Late winter, early spring is the time when our body is "tired" from lack of sunlight and winter shortages vitamins when a full meal is needed. And by the summer so want to lose weight, and we go on a diet.
Meanwhile, nutritionists believe that popular diets can cause depression.
Since symptoms of depression are exacerbated by a lack of nutrients in the body, the value of good nutrition is here hard to overestimate. Increase the intake of healthy foods such as whole grain cereals, lean meat, fruits and vegetables, and fish. It is important to avoid alcohol, and to refrain from unnecessary, "junk" food – sugar, caffeine, which initially give a sharp explosion of energy or good mood, then dramatically reduce their level.

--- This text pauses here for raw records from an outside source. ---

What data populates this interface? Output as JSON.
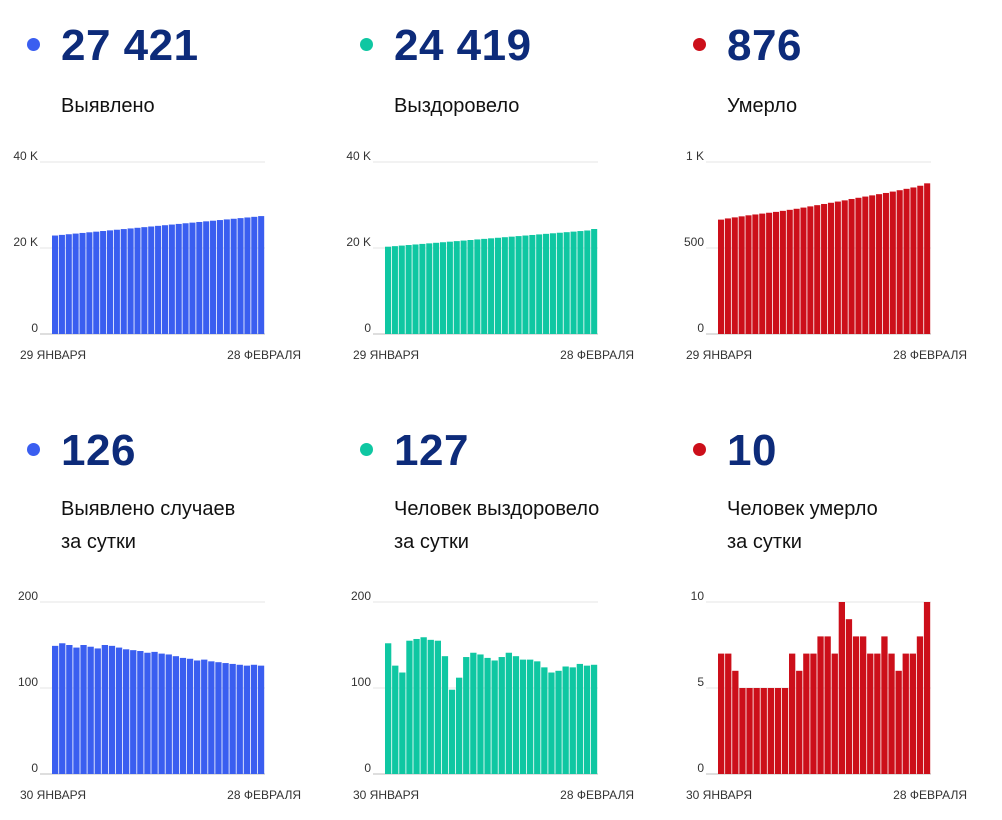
{
  "panels": [
    {
      "value": "27 421",
      "label_lines": [
        "Выявлено"
      ],
      "color": "#3a5ef0",
      "chart_data": {
        "type": "bar",
        "x_start_label": "29 ЯНВАРЯ",
        "x_end_label": "28 ФЕВРАЛЯ",
        "yticks": [
          "0",
          "20 K",
          "40 K"
        ],
        "ylim": [
          0,
          40000
        ],
        "values": [
          22900,
          23050,
          23200,
          23350,
          23500,
          23650,
          23800,
          23950,
          24100,
          24250,
          24400,
          24550,
          24700,
          24850,
          25000,
          25150,
          25300,
          25450,
          25600,
          25750,
          25900,
          26050,
          26200,
          26350,
          26500,
          26650,
          26800,
          26950,
          27100,
          27250,
          27421
        ]
      }
    },
    {
      "value": "24 419",
      "label_lines": [
        "Выздоровело"
      ],
      "color": "#0fc7a2",
      "chart_data": {
        "type": "bar",
        "x_start_label": "29 ЯНВАРЯ",
        "x_end_label": "28 ФЕВРАЛЯ",
        "yticks": [
          "0",
          "20 K",
          "40 K"
        ],
        "ylim": [
          0,
          40000
        ],
        "values": [
          20300,
          20430,
          20560,
          20690,
          20820,
          20950,
          21080,
          21210,
          21340,
          21470,
          21600,
          21730,
          21860,
          21990,
          22120,
          22250,
          22380,
          22510,
          22640,
          22770,
          22900,
          23030,
          23160,
          23290,
          23420,
          23550,
          23680,
          23810,
          23940,
          24070,
          24419
        ]
      }
    },
    {
      "value": "876",
      "label_lines": [
        "Умерло"
      ],
      "color": "#cc0f1a",
      "chart_data": {
        "type": "bar",
        "x_start_label": "29 ЯНВАРЯ",
        "x_end_label": "28 ФЕВРАЛЯ",
        "yticks": [
          "0",
          "500",
          "1 K"
        ],
        "ylim": [
          0,
          1000
        ],
        "values": [
          665,
          672,
          678,
          684,
          690,
          695,
          700,
          705,
          710,
          716,
          722,
          728,
          735,
          742,
          749,
          756,
          763,
          770,
          777,
          785,
          792,
          799,
          806,
          813,
          820,
          828,
          836,
          844,
          852,
          862,
          876
        ]
      }
    },
    {
      "value": "126",
      "label_lines": [
        "Выявлено случаев",
        "за сутки"
      ],
      "color": "#3a5ef0",
      "chart_data": {
        "type": "bar",
        "x_start_label": "30 ЯНВАРЯ",
        "x_end_label": "28 ФЕВРАЛЯ",
        "yticks": [
          "0",
          "100",
          "200"
        ],
        "ylim": [
          0,
          200
        ],
        "values": [
          149,
          152,
          150,
          147,
          150,
          148,
          146,
          150,
          149,
          147,
          145,
          144,
          143,
          141,
          142,
          140,
          139,
          137,
          135,
          134,
          132,
          133,
          131,
          130,
          129,
          128,
          127,
          126,
          127,
          126
        ]
      }
    },
    {
      "value": "127",
      "label_lines": [
        "Человек выздоровело",
        "за сутки"
      ],
      "color": "#0fc7a2",
      "chart_data": {
        "type": "bar",
        "x_start_label": "30 ЯНВАРЯ",
        "x_end_label": "28 ФЕВРАЛЯ",
        "yticks": [
          "0",
          "100",
          "200"
        ],
        "ylim": [
          0,
          200
        ],
        "values": [
          152,
          126,
          118,
          155,
          157,
          159,
          156,
          155,
          137,
          98,
          112,
          136,
          141,
          139,
          135,
          132,
          136,
          141,
          137,
          133,
          133,
          131,
          124,
          118,
          120,
          125,
          124,
          128,
          126,
          127
        ]
      }
    },
    {
      "value": "10",
      "label_lines": [
        "Человек умерло",
        "за сутки"
      ],
      "color": "#cc0f1a",
      "chart_data": {
        "type": "bar",
        "x_start_label": "30 ЯНВАРЯ",
        "x_end_label": "28 ФЕВРАЛЯ",
        "yticks": [
          "0",
          "5",
          "10"
        ],
        "ylim": [
          0,
          10
        ],
        "values": [
          7,
          7,
          6,
          5,
          5,
          5,
          5,
          5,
          5,
          5,
          7,
          6,
          7,
          7,
          8,
          8,
          7,
          10,
          9,
          8,
          8,
          7,
          7,
          8,
          7,
          6,
          7,
          7,
          8,
          10
        ]
      }
    }
  ]
}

Clinical studies show that vitamin B Complex and folic acid (400 µg per day) are useful in the treatment of depression. Antioxidant selenium (100 mcg per day) can be uplifting if taken in regions with selenium deficiency. And numerous European studies have shown that the amino acid additives L-tryptophan, known for its ability to enhance the synthesis of serotonin, are valuable in treatment of depression. Tryptophan can be found in foods such as fish, chicken, Turkey, cooked dry beans and peas, brewer's yeast, peanut butter, nuts and soybeans. Eat more of these foods with carbohydrates (potatoes, pasta, rice) that make it easier for tryptophan to enter the brain.